When is a Merger a Good Idea?
By: Eileen Morgan Johnson, Esq.
A: In the current economic climate, association boards should consider all of the tools available to them, including merging or working with other associations.
Associations can work together in several ways:
Merger. In a merger, two associations combine all of their assets, members, and programs. The result is either a new association that represents the best of each association, or one of the associations emerging as the surviving entity. A merger often involves lengthy negotiations unless one entity is clearly in an inferior bargaining position. The parties identify what programs and brand(s) will continue and decide how to combine membership lists and benefits. While mergers do have their costs, financial savings can be found once the merger is complete.
Affiliation. An association might decide to affiliate with a larger association in the same industry. By affiliating with a larger association, the smaller association and its members receive benefits and may be relieved of expenses they could not otherwise afford.
Federation. In a federation, a number of associations band together for a common purpose. They might be united under a new umbrella "parent" association with a formal governance structure. Each individual association maintains its own governance and participates in the governance of the umbrella association. Common purposes and goals are established, and common expenses are shared.
Collaboration. Two or more associations work together to share common activities and related expenses through a formal collaboration. They might not come from the same industry group. A common purpose could hold them together for an indefinite period of time. Actions are approved by consensus and expenses are shared.
Alliance. Two or more associations agree to share infrastructure such as accounting, human resources, purchasing, membership invoicing, or information systems and support. Membership benefits and programs are not shared, and each association maintains its own identity. The associations may be colocated in the same building or could be geographically dispersed.
Whatever option is considered, the first step is for the leadership of the associations to meet. They will often enter into a confidentiality and nondisclosure agreement (NDA) to protect the confidentiality of each association's financial information, business plans, membership lists, and other sensitive information. Once NDAs are signed, the parties exchange information to assist in evaluating appropriate action. If the parties decide not to pursue any of the above options, each destroys or returns any information received from the other at the end of the discussions.

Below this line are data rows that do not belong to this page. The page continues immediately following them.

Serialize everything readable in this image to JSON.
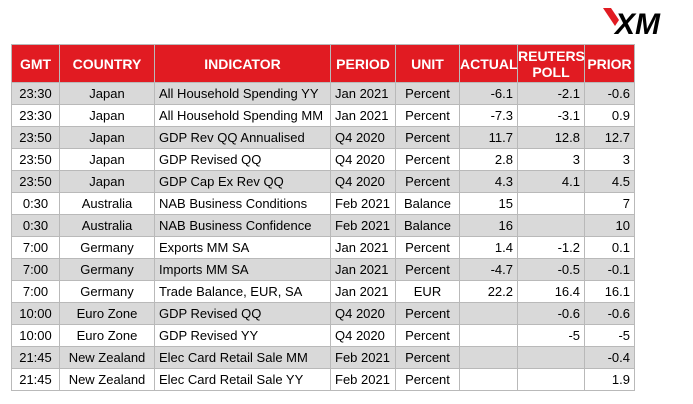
{
  "brand": {
    "logo_text": "XM",
    "logo_color": "#000000"
  },
  "colors": {
    "header_bg": "#e11b22",
    "header_text": "#ffffff",
    "stripe": "#d9d9d9",
    "border": "#b9b9b9"
  },
  "table": {
    "headers": {
      "gmt": "GMT",
      "country": "COUNTRY",
      "indicator": "INDICATOR",
      "period": "PERIOD",
      "unit": "UNIT",
      "actual": "ACTUAL",
      "reuters_poll": "REUTERS POLL",
      "prior": "PRIOR"
    },
    "rows": [
      {
        "gmt": "23:30",
        "country": "Japan",
        "indicator": "All Household Spending YY",
        "period": "Jan 2021",
        "unit": "Percent",
        "actual": "-6.1",
        "reuters_poll": "-2.1",
        "prior": "-0.6"
      },
      {
        "gmt": "23:30",
        "country": "Japan",
        "indicator": "All Household Spending MM",
        "period": "Jan 2021",
        "unit": "Percent",
        "actual": "-7.3",
        "reuters_poll": "-3.1",
        "prior": "0.9"
      },
      {
        "gmt": "23:50",
        "country": "Japan",
        "indicator": "GDP Rev QQ Annualised",
        "period": "Q4 2020",
        "unit": "Percent",
        "actual": "11.7",
        "reuters_poll": "12.8",
        "prior": "12.7"
      },
      {
        "gmt": "23:50",
        "country": "Japan",
        "indicator": "GDP Revised QQ",
        "period": "Q4 2020",
        "unit": "Percent",
        "actual": "2.8",
        "reuters_poll": "3",
        "prior": "3"
      },
      {
        "gmt": "23:50",
        "country": "Japan",
        "indicator": "GDP Cap Ex Rev QQ",
        "period": "Q4 2020",
        "unit": "Percent",
        "actual": "4.3",
        "reuters_poll": "4.1",
        "prior": "4.5"
      },
      {
        "gmt": "0:30",
        "country": "Australia",
        "indicator": "NAB Business Conditions",
        "period": "Feb 2021",
        "unit": "Balance",
        "actual": "15",
        "reuters_poll": "",
        "prior": "7"
      },
      {
        "gmt": "0:30",
        "country": "Australia",
        "indicator": "NAB Business Confidence",
        "period": "Feb 2021",
        "unit": "Balance",
        "actual": "16",
        "reuters_poll": "",
        "prior": "10"
      },
      {
        "gmt": "7:00",
        "country": "Germany",
        "indicator": "Exports MM SA",
        "period": "Jan 2021",
        "unit": "Percent",
        "actual": "1.4",
        "reuters_poll": "-1.2",
        "prior": "0.1"
      },
      {
        "gmt": "7:00",
        "country": "Germany",
        "indicator": "Imports MM SA",
        "period": "Jan 2021",
        "unit": "Percent",
        "actual": "-4.7",
        "reuters_poll": "-0.5",
        "prior": "-0.1"
      },
      {
        "gmt": "7:00",
        "country": "Germany",
        "indicator": "Trade Balance, EUR, SA",
        "period": "Jan 2021",
        "unit": "EUR",
        "actual": "22.2",
        "reuters_poll": "16.4",
        "prior": "16.1"
      },
      {
        "gmt": "10:00",
        "country": "Euro Zone",
        "indicator": "GDP Revised QQ",
        "period": "Q4 2020",
        "unit": "Percent",
        "actual": "",
        "reuters_poll": "-0.6",
        "prior": "-0.6"
      },
      {
        "gmt": "10:00",
        "country": "Euro Zone",
        "indicator": "GDP Revised YY",
        "period": "Q4 2020",
        "unit": "Percent",
        "actual": "",
        "reuters_poll": "-5",
        "prior": "-5"
      },
      {
        "gmt": "21:45",
        "country": "New Zealand",
        "indicator": "Elec Card Retail Sale MM",
        "period": "Feb 2021",
        "unit": "Percent",
        "actual": "",
        "reuters_poll": "",
        "prior": "-0.4"
      },
      {
        "gmt": "21:45",
        "country": "New Zealand",
        "indicator": "Elec Card Retail Sale YY",
        "period": "Feb 2021",
        "unit": "Percent",
        "actual": "",
        "reuters_poll": "",
        "prior": "1.9"
      }
    ]
  }
}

The next step is often to form a working group of representatives from both associations to discuss mutual needs, resources, and potential relationship options. If action is recommended, a timetable might be established to identify the next steps and any governance or time constraints.
Depending on each association's articles of incorporation and bylaws and applicable state law, the board might have the authority to approve a merger or it might need to be presented to voting delegates. This can impose time constraints, because most associations' voting delegates are only together once a year and a special meeting could be cost prohibitive. The timing of the annual convention could cause the approval process to be rushed or delayed.
Options other than a merger might not require approval of the voting delegates. In cases where only the associations' boards are required to approve the action, care should be taken to inform members of the action and the reasons behind it.
It's also important to note that whenever two or more trade or professional associations discuss working together for any reason, they must consider whether their actions (or proposed actions) would violate federal antitrust laws. Any action that can be seen as restricting trade should be avoided. Legal counsel should be consulted.
Whether a merger, collaboration, or other arrangement makes the most sense for your association depends on the facts and circumstances of your association. Contracts, intellectual property, and corporate governance and antitrust laws are just some of the legal issues involved before the discussions even begin.Whatever course of action is chosen, legal counsel should be sought to assist in guiding your association leaders through the process.